Dr Wolner: He asked the question whether you want to take a higher risk than with the conventional method?
Dr Dartevelle: I think this operation is at high risk, and we can go farther. Sometimes there are very few things on angiography and it's with high vascular resistance and it's possible to operate on these patients if we accept some risk.
Dr O. Oto (Izmir, Turkey): I just wondered about the quality of life at the long-term period, with the postoperative period, and have you compared it with just giving them medical therapy?

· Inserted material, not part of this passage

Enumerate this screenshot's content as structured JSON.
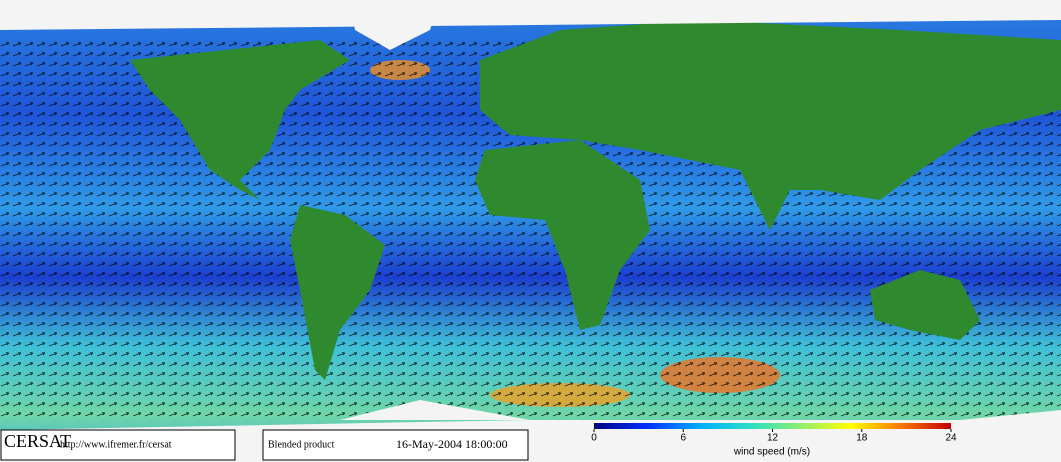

Dr Dartevelle: I think its very different. Because when we look at patients, we have not accepted to operate on them because we have considered that the obstruction was too distal and it was impossible. These patients died very quickly. Because when the pulmonary vascular resistance is as high as I showed, these patients have a very short life in front of them and often they die. And I think that the life of the patients who were endarterectomized is excellent, except for the three patients who stayed in stage III, and it was because it was impossible to endarterectomize these patients. These patients now are referred on a waiting list for transplantations.
Dr M. Turina (Zurich, Switzerland): Dr Dartevelle, congratulations on excellent results and a very courageous approach. You are going further than most of us would do. You are doing a very, very distal endarterectomy. Extrapolating from the results of the small vessel endarterectomy in the coronary arteries, you are bound to get some problems of the intimal hyperplasia and smooth muscle cell hypertrophy later on. So my question is, do you have the data about your patients 35 years later, e.g. the echocardiographic pressures of the right ventricle, and does the pulmonary artery pressure stay low or do you have cases which continue to progress with the pressure?
Dr Dartevelle: When we look at the pulmonary vascular resistances late, they continue to decrease. Often the postoperative pulmonary artery pressure is higher than it will be 3 months or 1 year after, because probably the flow in the non-obstructed pulmonary artery is too important before endarterectomy. After endarterectomy, you still have the syndrome. All the flow passes into the arteries which are endarterectomized and there is nothing in the other arteries.